When it comes to the courts, Senate Judiciary Committee Chair Chuck Grassley (R-IA) fights dirty. During the Obama administration, Republicans withheld their “blue slips,” the slips each home state Senator uses to express approval of a nominee, to block judicial nominations. After D.C. Circuit Judge Merrick Garland’s nomination to the Supreme Court, Grassley and Senate Majority Leader Mitch McConnell (R-KY) wouldn’t even give him a confirmation hearing.
Under the Trump administration, Grassley’s reversed course. He torched the blue slip process in January and steamrolled Sen. Tammy Baldwin (D-WI) over serious objections to a particularly unqualified judicial nominee in February. Now, he’s taken it one step further: Despite both Sen. Ron Wyden (D-OR) and Sen. Jeff Merkeley (D-OR) refusing to return blue slips, the GOP forged ahead, forcing a confirmation hearing.
Republicans used the blue slip process religiously, regardless of the nominee, the urgency of judicial vacancies, and the length of time since nomination. As People for the American Way pointed out:
Unilaterally changing the rules based solely on who it benefits is the antithesis of the rule of law, and it is toxic to a democracy. How ironic it is that this is happening in the Judiciary Committee, which is tasked to make sure our future judges will protect the rule of law.
The judicial nominee for which Grassley’s deviated so sharply, Ryan Bounds, is a true threat to the integrity of the judiciary. A nominee to the Ninth Circuit Court of Appeals—that’s Alaska, Arizona, California, Guam, Hawaii, Montana, Nevada, the Northern Mariana Islands, Oregon, Washington—another cookie-cutter conservative jurist with no qualms about ruling on party lines instead of legal precedent.
Republican Congressmen Greg Walden, whose chief of staff is Bounds’s sister, called Bounds “the rare Oregonian with a sincere commitment to conservative jurisprudence.” As one Oregonian journalist wrote, “President Donald Trump’s nominee for the Ninth Circuit [Ryan Bounds] could act as an advocate for Trump’s immigration agenda, according to lawyers who know him.”
A group of “32 national, state and local advocacy organizations representing the interests of lesbian, gay, bisexual and transgender (LGBT) people and everyone living with HIV” wrote a letter enumerating—among other things—concerns stemming from his derogatory remarks about people of color, efforts to end discrimination, and opposition to addressing campus sexual assault.
The Alliance for Justice pulled out some of Bounds’s writing, and it sure seems like he may be the judge whose rhetoric and general views are closest to Trump. Bounds argued that affinity groups and their advocacy efforts “seem always to contribute more to restricting consciousness, aggravating intolerance, and pigeonholing cultural identities than many a Nazi bookburning.”

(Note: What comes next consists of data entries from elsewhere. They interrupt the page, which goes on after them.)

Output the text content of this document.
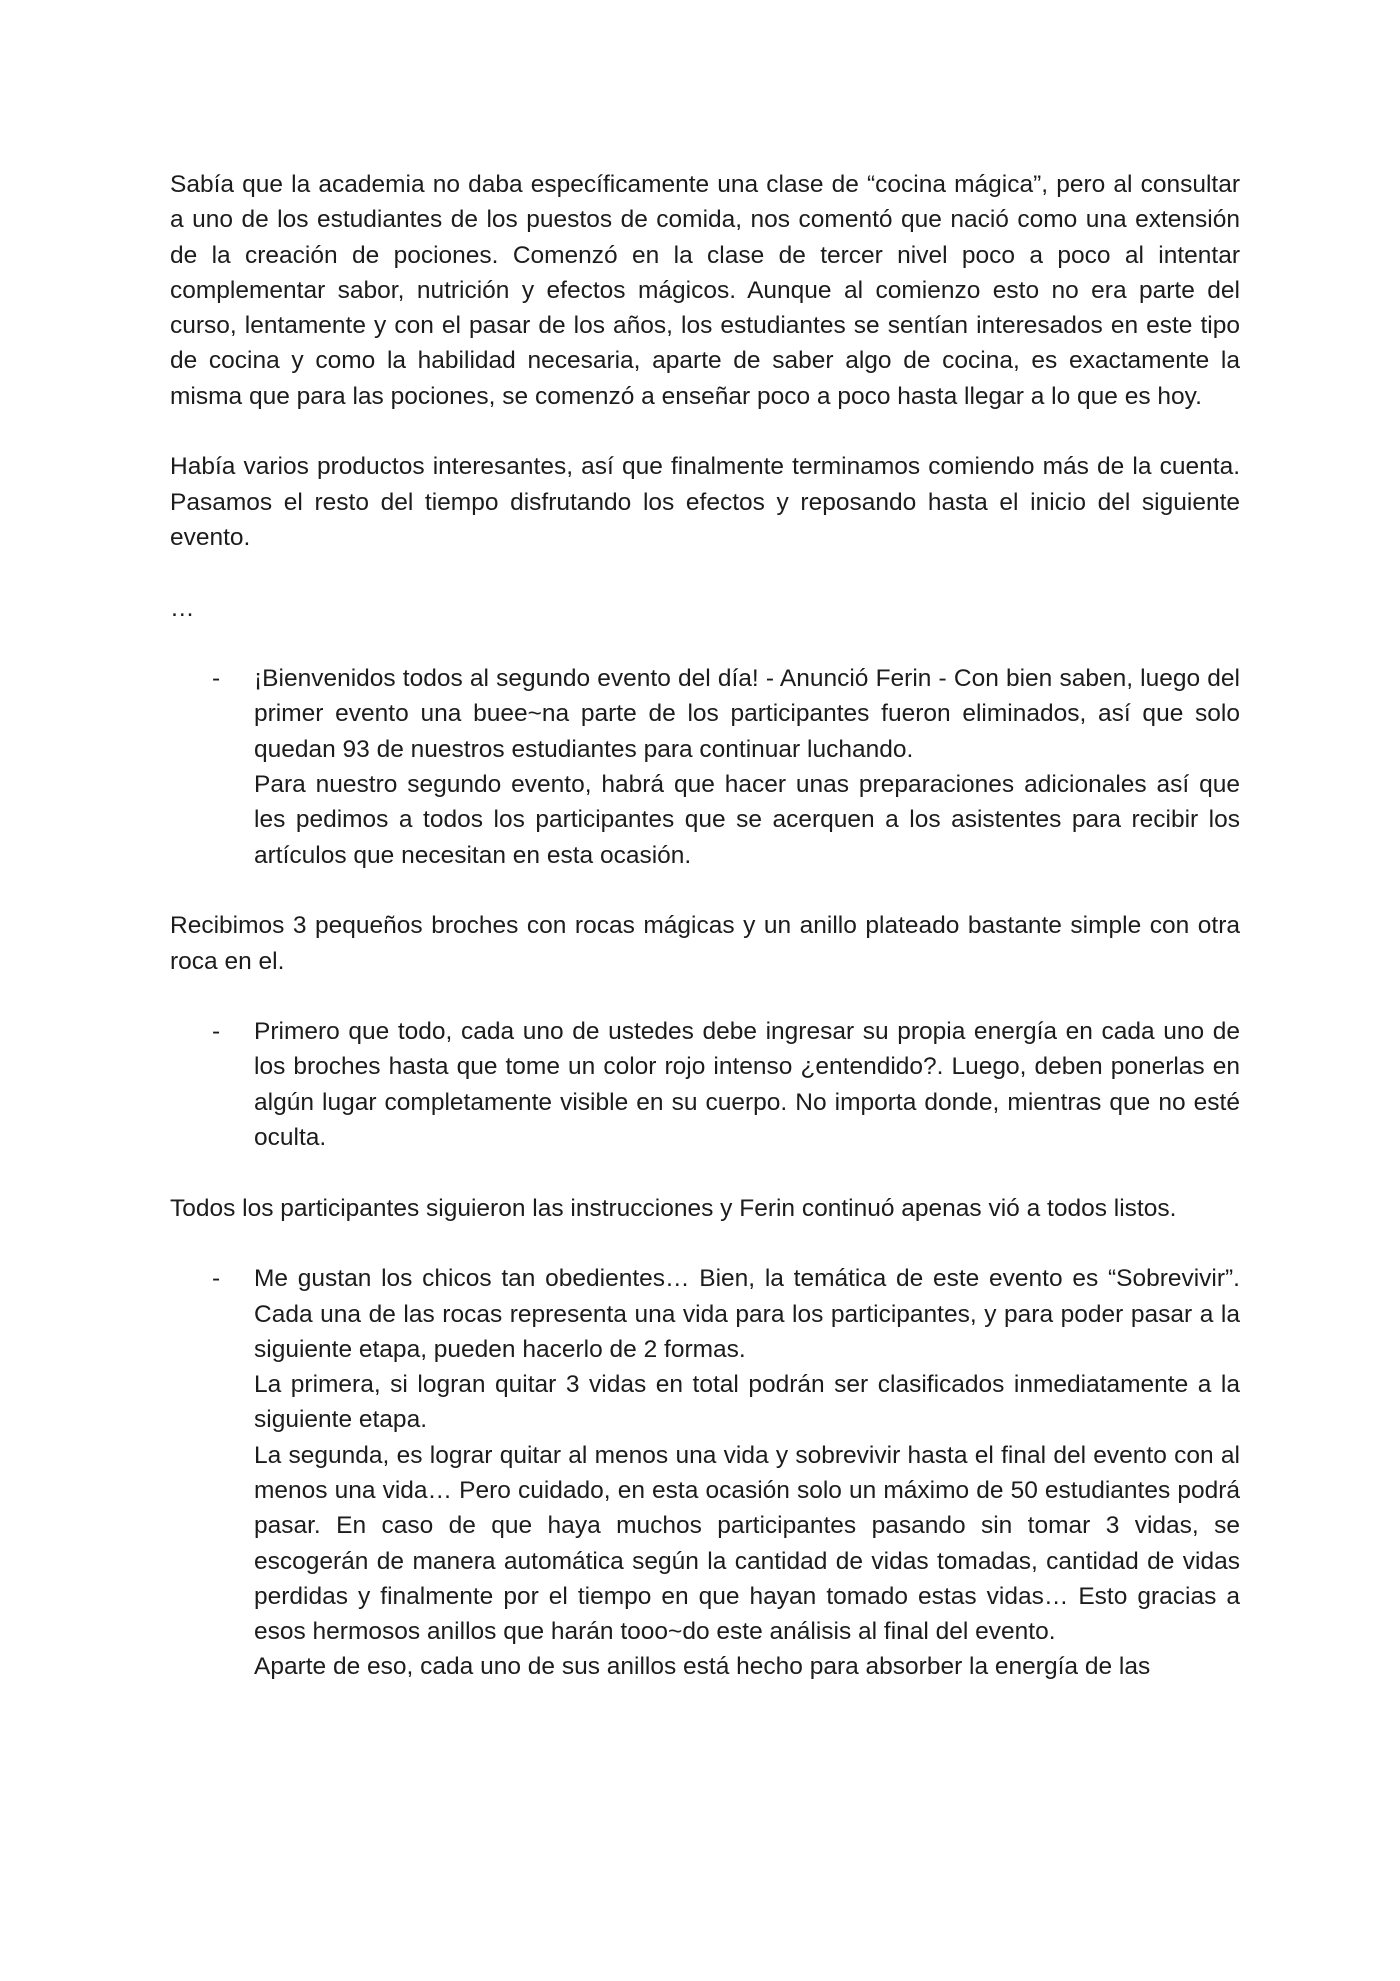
Sabía que la academia no daba específicamente una clase de “cocina mágica”, pero al consultar a uno de los estudiantes de los puestos de comida, nos comentó que nació como una extensión de la creación de pociones. Comenzó en la clase de tercer nivel poco a poco al intentar complementar sabor, nutrición y efectos mágicos. Aunque al comienzo esto no era parte del curso, lentamente y con el pasar de los años, los estudiantes se sentían interesados en este tipo de cocina y como la habilidad necesaria, aparte de saber algo de cocina, es exactamente la misma que para las pociones, se comenzó a enseñar poco a poco hasta llegar a lo que es hoy.

Había varios productos interesantes, así que finalmente terminamos comiendo más de la cuenta. Pasamos el resto del tiempo disfrutando los efectos y reposando hasta el inicio del siguiente evento.

…

- ¡Bienvenidos todos al segundo evento del día! - Anunció Ferin - Con bien saben, luego del primer evento una buee~na parte de los participantes fueron eliminados, así que solo quedan 93 de nuestros estudiantes para continuar luchando.

Para nuestro segundo evento, habrá que hacer unas preparaciones adicionales así que les pedimos a todos los participantes que se acerquen a los asistentes para recibir los artículos que necesitan en esta ocasión.

Recibimos 3 pequeños broches con rocas mágicas y un anillo plateado bastante simple con otra roca en el.

- Primero que todo, cada uno de ustedes debe ingresar su propia energía en cada uno de los broches hasta que tome un color rojo intenso ¿entendido?. Luego, deben ponerlas en algún lugar completamente visible en su cuerpo. No importa donde, mientras que no esté oculta.

Todos los participantes siguieron las instrucciones y Ferin continuó apenas vió a todos listos.

- Me gustan los chicos tan obedientes… Bien, la temática de este evento es “Sobrevivir”. Cada una de las rocas representa una vida para los participantes, y para poder pasar a la siguiente etapa, pueden hacerlo de 2 formas.

La primera, si logran quitar 3 vidas en total podrán ser clasificados inmediatamente a la siguiente etapa.

La segunda, es lograr quitar al menos una vida y sobrevivir hasta el final del evento con al menos una vida… Pero cuidado, en esta ocasión solo un máximo de 50 estudiantes podrá pasar. En caso de que haya muchos participantes pasando sin tomar 3 vidas, se escogerán de manera automática según la cantidad de vidas tomadas, cantidad de vidas perdidas y finalmente por el tiempo en que hayan tomado estas vidas… Esto gracias a esos hermosos anillos que harán tooo~do este análisis al final del evento.

Aparte de eso, cada uno de sus anillos está hecho para absorber la energía de las
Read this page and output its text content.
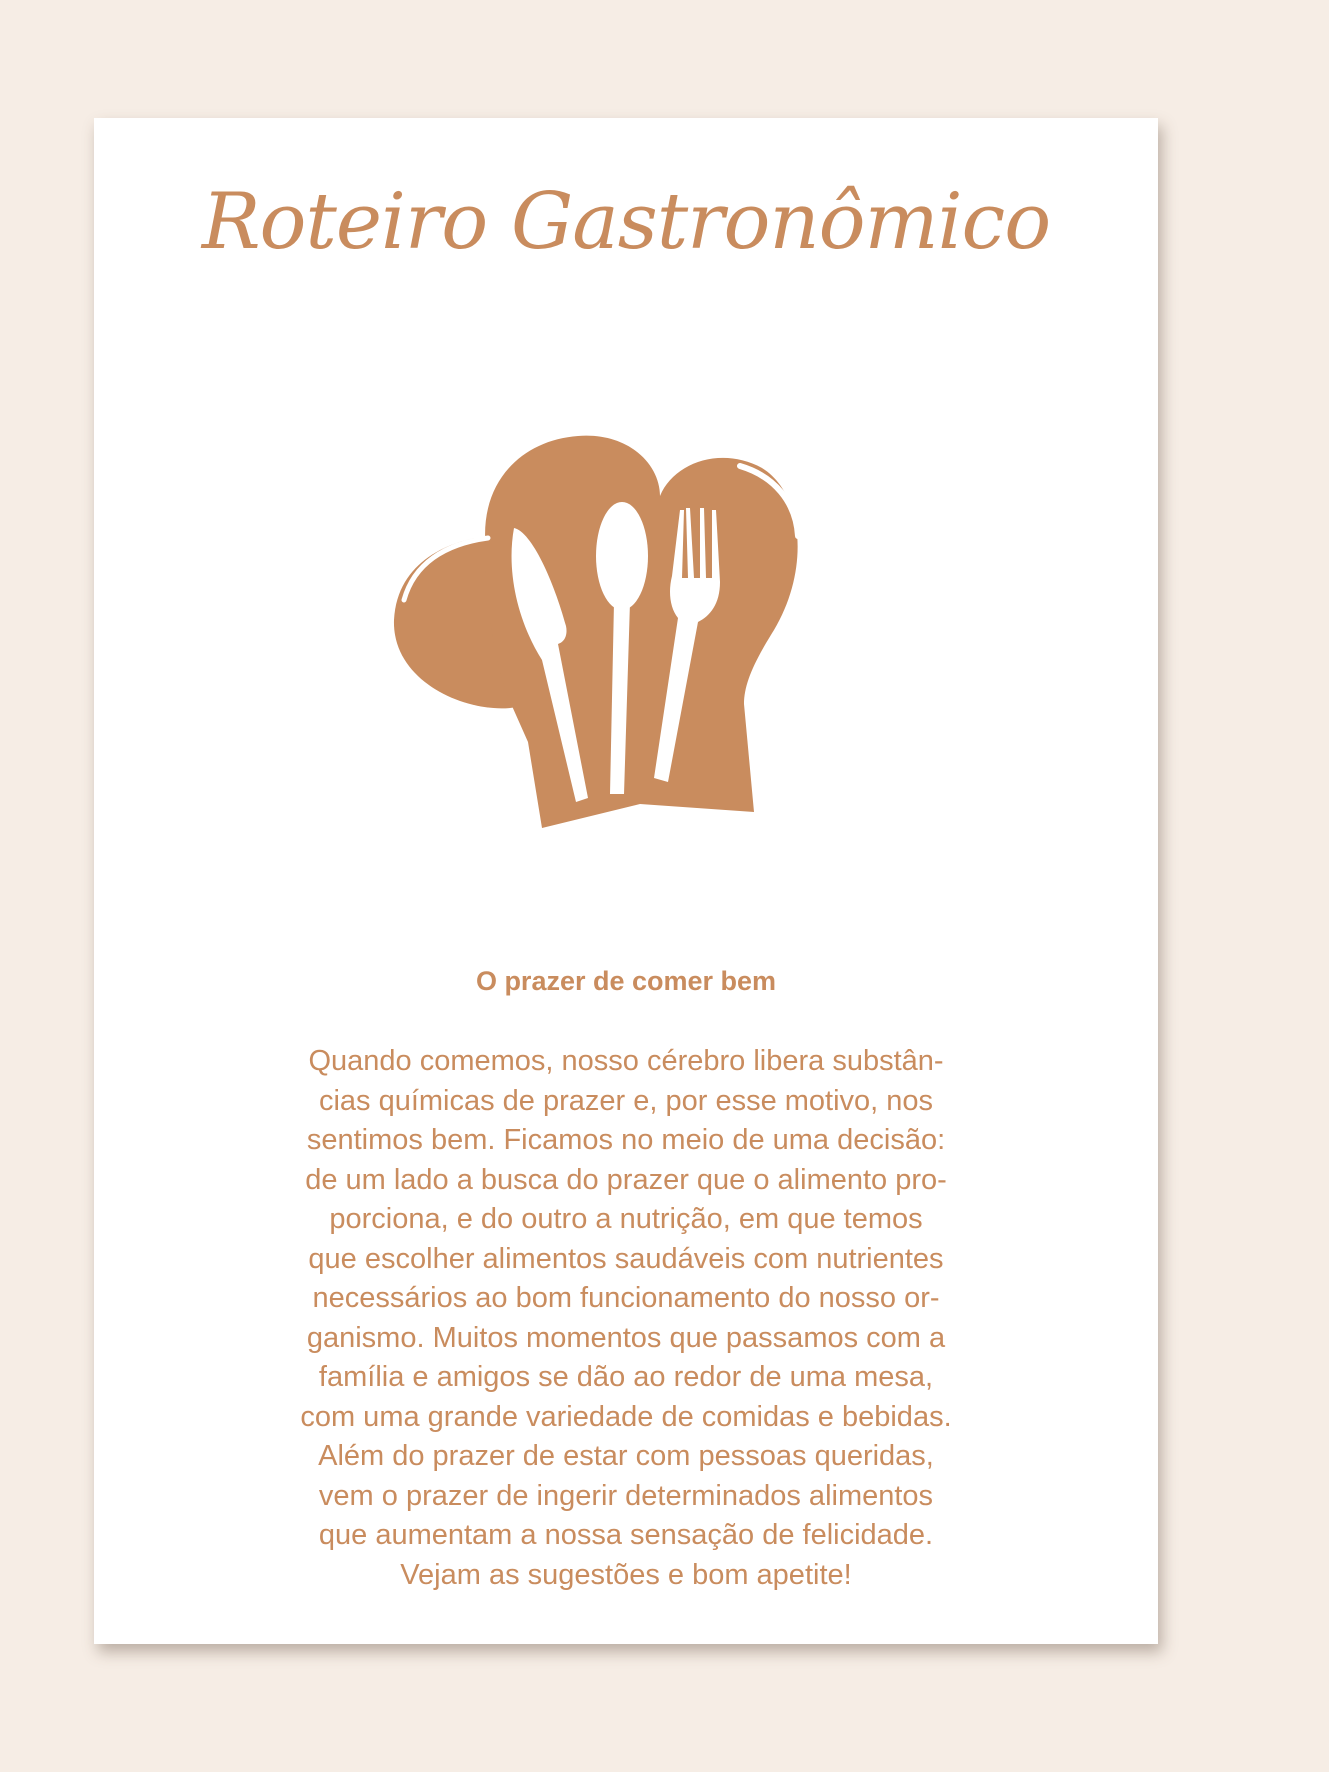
Roteiro Gastronômico
O prazer de comer bem

Quando comemos, nosso cérebro libera substân-
cias químicas de prazer e, por esse motivo, nos
sentimos bem. Ficamos no meio de uma decisão:
de um lado a busca do prazer que o alimento pro-
porciona, e do outro a nutrição, em que temos
que escolher alimentos saudáveis com nutrientes
necessários ao bom funcionamento do nosso or-
ganismo. Muitos momentos que passamos com a
família e amigos se dão ao redor de uma mesa,
com uma grande variedade de comidas e bebidas.
Além do prazer de estar com pessoas queridas,
vem o prazer de ingerir determinados alimentos
que aumentam a nossa sensação de felicidade.
Vejam as sugestões e bom apetite!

Not enough for you? Bounds actually opposes the existence of affinity groups on campus altogether: According to Bounds, the “existence of ethnic organizations is no inevitable prerequisite to maintaining a diverse community—white students, after all, seem to be doing all right without an Aryan Student Union.”
Bounds also bemoaned the plight of the white male—he was ahead of his time, really, but used language from another century—in decrying social justice proponents as believing their “opponent is the white male and his coterie of meanspirited lackeys: ‘oreos,’ ‘twinkies,’ ‘coconuts,’ and the like.”
Trump, McConnell, and Grassley want to fill the judiciary with white men just like Bounds. Or worse. They’re well on their way, and bragging about it. Reminder: Federal judges have lifetime appointments. Their rulings live on even longer.
Trump has made quick progress in reshaping federal appeals courts, winning Senate confirmation of 15 nominees to fill vacancies on federal appeals courts. Trump’s Democratic predecessor Barack Obama won confirmation of nine appeals court judges by the same point in his first term.
Trump also has been picking a raft of conservative jurists for lower federal courts and won Senate confirmation last year of Supreme Court Justice Neil Gorsuch.
The regional appeals courts play a major role in shaping U.S. law. The judges hear appeals from federal district courts and usually have the final say, as the U.S. Supreme Court takes up only a tiny proportion of cases.
The appeals courts can set binding precedents on a broad array of issues, including voting rights, gun rights and other divisive social issues.
Now is the time to fight. Given the pace of confirmation, the mid-terms will be too late.